Mwdb config parser

These details have not been verified by PyPI

Project description

mwdb-iocextract

Python 3 library useful for getting structured IOC data from mwdb configs.

Why?

Warning: this project is only relevant to mwdb and malduck users.

Malduck configs (like the ones in mwdb) are usually unstructured (they're just JSONs with some additional metadata). On the other hand, automated processing often requires structured data.

For example, URL processing and extraction is a common use case for analysts. Sadly, every module stores them a bit differently (and due to backward compatibility we're not ready to change that).

For example, compare how we store URLs from ISFB:

"domains": [
    {
        "cnc": "http://fantaniz.ru"
    },
    {
        "cnc": "http://snezhkaie.ru"
    }
]

Lokibot:

"urls": [
    {
        "url": "http://hockvvee.com/chief4/five/fre.php"
    },
    {
        "url": "kbfvzoboss.bid/alien/fre.php"
    },
    {
        "url": "alphastand.top/alien/fre.php"
    }
]

And mirai:

"cncs": [
    {
        "host": "107.160.244.5",
        "port": 1024
    }
]

With mwdb-iocextract you can handle all these (and dozens more) config types in the same way:

from mwdb_iocextract import parse

config_family = "mirai"
config_data = {
    "cncs": [
        {
            "host": "107.160.244.5",
            "port": 1024
        }
    ],
    "table_key": "0xdedefbaf",
    "variant": "OWARI",
    "type": "mirai"
}

iocs = parse(config_family, config_data)
print(iocs.prettyprint())

> python test.py
NetLoc 107.160.244.5:1024

See below for more usage examples.

Install

$ pip install mwdb-iocextract

You can find the newest version here:

https://pypi.org/project/mwdb-iocextract/

How does it work

Most configs can be parsed without any change to this library.
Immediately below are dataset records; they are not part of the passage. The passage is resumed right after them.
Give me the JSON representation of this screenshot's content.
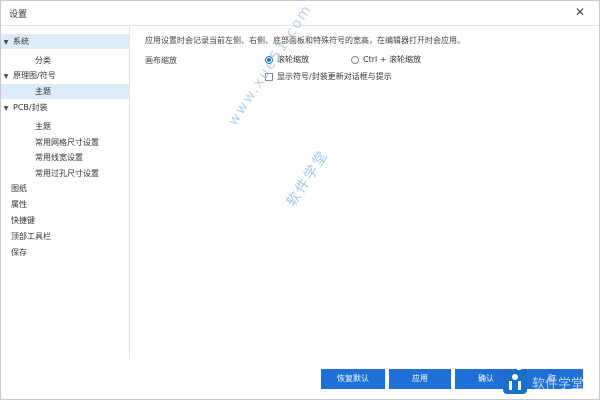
{
  "window": {
    "title": "设置",
    "close_glyph": "✕"
  },
  "sidebar": {
    "items": [
      {
        "label": "系统",
        "selected": true,
        "expander": "▼"
      },
      {
        "label": "分类"
      },
      {
        "label": "原理图/符号",
        "expander": "▼"
      },
      {
        "label": "主题",
        "selected": true
      },
      {
        "label": "PCB/封装",
        "expander": "▼"
      },
      {
        "label": "主题"
      },
      {
        "label": "常用网格尺寸设置"
      },
      {
        "label": "常用线宽设置"
      },
      {
        "label": "常用过孔尺寸设置"
      },
      {
        "label": "图纸"
      },
      {
        "label": "属性"
      },
      {
        "label": "快捷键"
      },
      {
        "label": "顶部工具栏"
      },
      {
        "label": "保存"
      }
    ]
  },
  "content": {
    "description": "应用设置时会记录当前左侧、右侧、底部面板和特殊符号的宽高，在编辑器打开时会应用。",
    "zoom": {
      "label": "画布缩放",
      "options": [
        {
          "label": "滚轮缩放",
          "selected": true
        },
        {
          "label": "Ctrl + 滚轮缩放",
          "selected": false
        }
      ]
    },
    "checkbox": {
      "label": "显示符号/封装更新对话框与提示",
      "checked": false
    }
  },
  "footer": {
    "restore_label": "恢复默认",
    "apply_label": "应用",
    "ok_label": "确认",
    "cancel_label": "取"
  },
  "watermark": {
    "url": "www.xue51.com",
    "name": "软件学堂",
    "logo_text": "软件学堂"
  }
}
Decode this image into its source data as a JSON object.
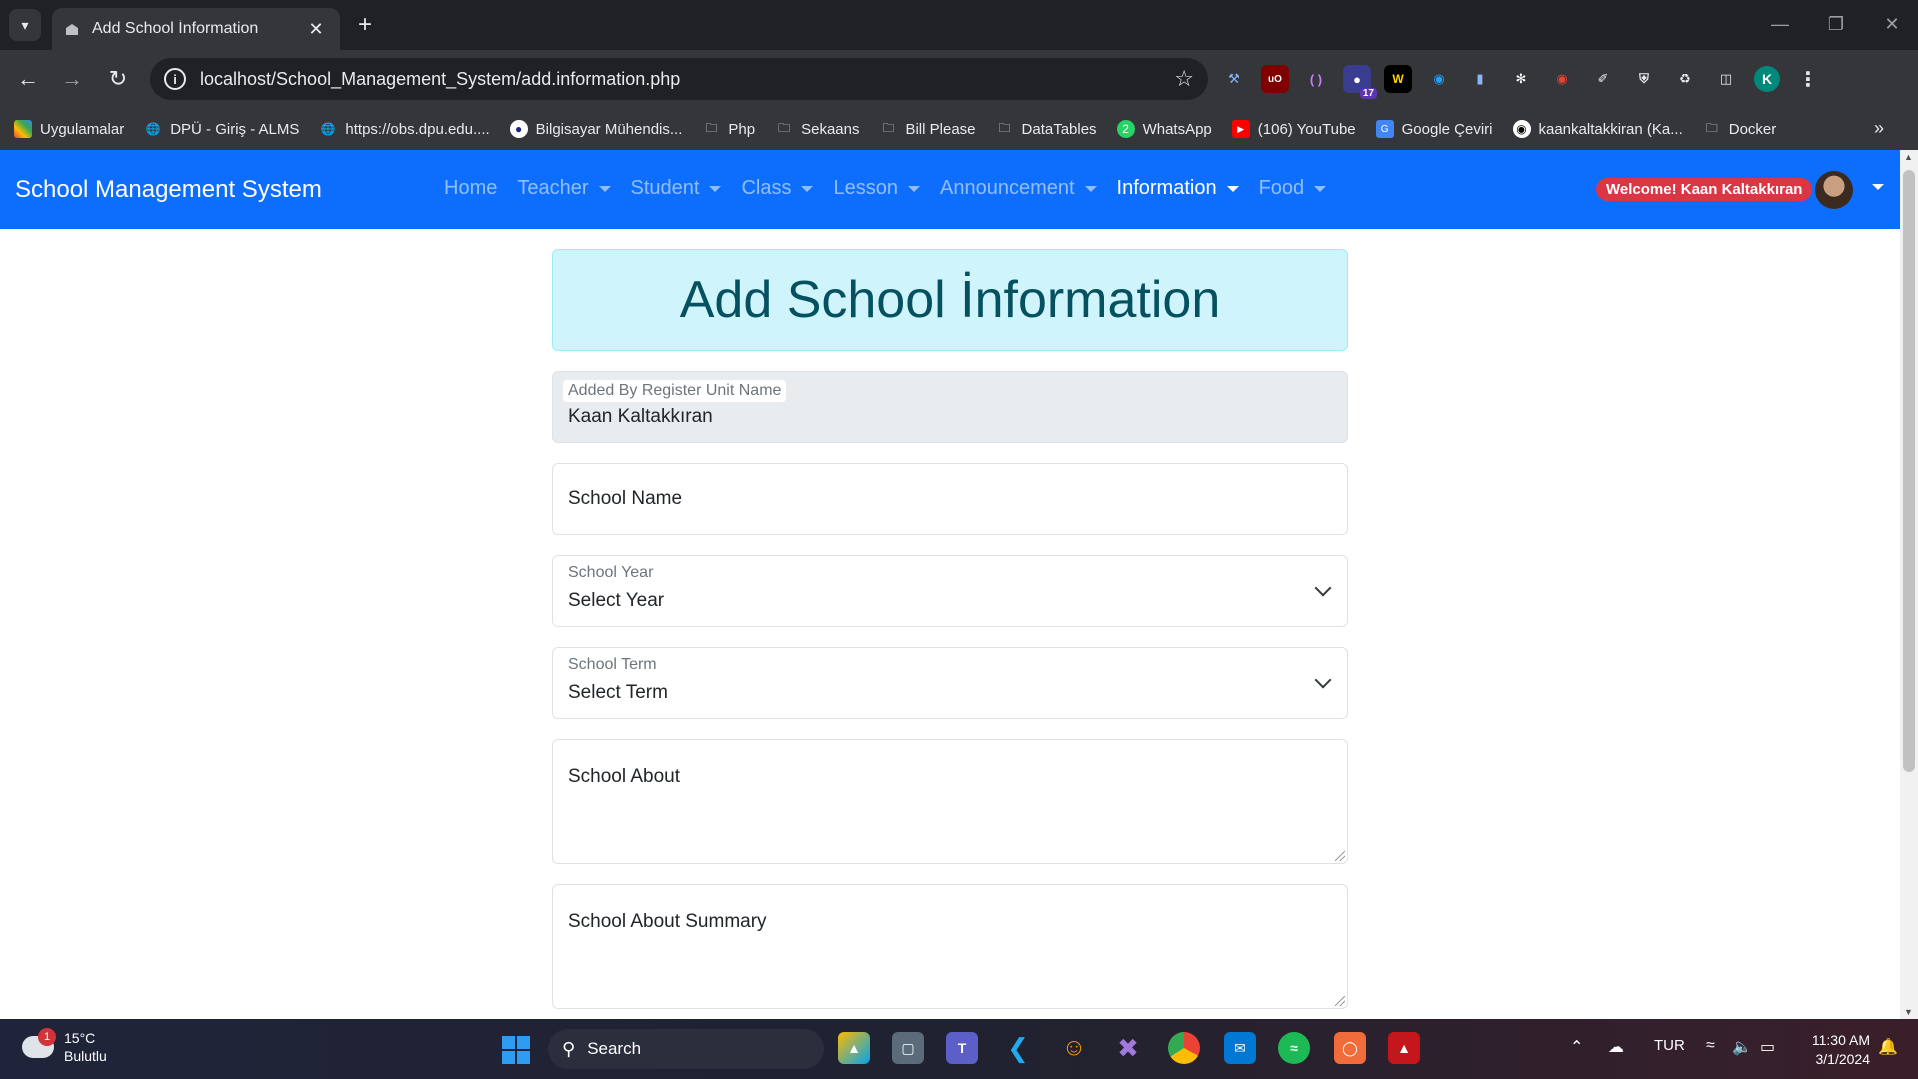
{
  "browser": {
    "tab_title": "Add School İnformation",
    "url": "localhost/School_Management_System/add.information.php",
    "profile_initial": "K",
    "extension_badge": "17",
    "bookmarks": [
      {
        "label": "Uygulamalar",
        "icon": "apps-grid-icon"
      },
      {
        "label": "DPÜ - Giriş - ALMS",
        "icon": "globe-icon"
      },
      {
        "label": "https://obs.dpu.edu....",
        "icon": "globe-icon"
      },
      {
        "label": "Bilgisayar Mühendis...",
        "icon": "university-icon"
      },
      {
        "label": "Php",
        "icon": "folder-icon"
      },
      {
        "label": "Sekaans",
        "icon": "folder-icon"
      },
      {
        "label": "Bill Please",
        "icon": "folder-icon"
      },
      {
        "label": "DataTables",
        "icon": "folder-icon"
      },
      {
        "label": "WhatsApp",
        "icon": "whatsapp-icon"
      },
      {
        "label": "(106) YouTube",
        "icon": "youtube-icon"
      },
      {
        "label": "Google Çeviri",
        "icon": "translate-icon"
      },
      {
        "label": "kaankaltakkiran (Ka...",
        "icon": "github-icon"
      },
      {
        "label": "Docker",
        "icon": "folder-icon"
      }
    ]
  },
  "navbar": {
    "brand": "School Management System",
    "items": [
      {
        "label": "Home",
        "dropdown": false,
        "active": false
      },
      {
        "label": "Teacher",
        "dropdown": true,
        "active": false
      },
      {
        "label": "Student",
        "dropdown": true,
        "active": false
      },
      {
        "label": "Class",
        "dropdown": true,
        "active": false
      },
      {
        "label": "Lesson",
        "dropdown": true,
        "active": false
      },
      {
        "label": "Announcement",
        "dropdown": true,
        "active": false
      },
      {
        "label": "Information",
        "dropdown": true,
        "active": true
      },
      {
        "label": "Food",
        "dropdown": true,
        "active": false
      }
    ],
    "welcome": "Welcome! Kaan Kaltakkıran"
  },
  "form": {
    "heading": "Add School İnformation",
    "added_by": {
      "label": "Added By Register Unit Name",
      "value": "Kaan Kaltakkıran"
    },
    "school_name": {
      "placeholder": "School Name"
    },
    "school_year": {
      "label": "School Year",
      "value": "Select Year"
    },
    "school_term": {
      "label": "School Term",
      "value": "Select Term"
    },
    "school_about": {
      "placeholder": "School About"
    },
    "school_about_summary": {
      "placeholder": "School About Summary"
    }
  },
  "taskbar": {
    "weather_temp": "15°C",
    "weather_desc": "Bulutlu",
    "weather_badge": "1",
    "search_label": "Search",
    "language": "TUR",
    "time": "11:30 AM",
    "date": "3/1/2024"
  },
  "colors": {
    "navbar_bg": "#0d6efd",
    "alert_bg": "#cff4fc",
    "alert_text": "#055160",
    "welcome_badge": "#dc3545"
  }
}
Standard keys, like "urls", are automatically recognised and parsed correctly.

Plurality of the key name does not matter. When value is a list, all elements are added separately. For example both of these are equivalent:

{
    "urls": "127.0.0.1"
}

{
    "url": ["127.0.0.1"]
}

Right now this library supports:

Network Locations

"Network Locations" can be IP, domain, URL, etc. There are many available formats:

    "hosts": [
        "127.0.0.1",  # format 1 - IP
        "http://malware.com",  # format 2 - URL
        { "cnc": "http://malware.com:1337" },  # format 3 - URL in a dict.
        # Allowed keys: "cnc", "url", "ip", "domain", "host" (all handled in the same way)
        { "cnc": "malware.com", "port": 1337 },  # format 4 - domain/port pair

        # NOT allowed: url + port
        # { "cnc": "http://malware.com:1337", "port": 1337 },

Config keys: urls, c2, ips, domains, url, cnc, cncs, hosts, host, cncurl.

Passwords

Passwords hardcoded in malware. Plain text.

Config keys: password.

Mutexes

Config keys: mtx, mutex. Plain text.

Emails

Emails used by malware and hardcoded in the source. Plain text.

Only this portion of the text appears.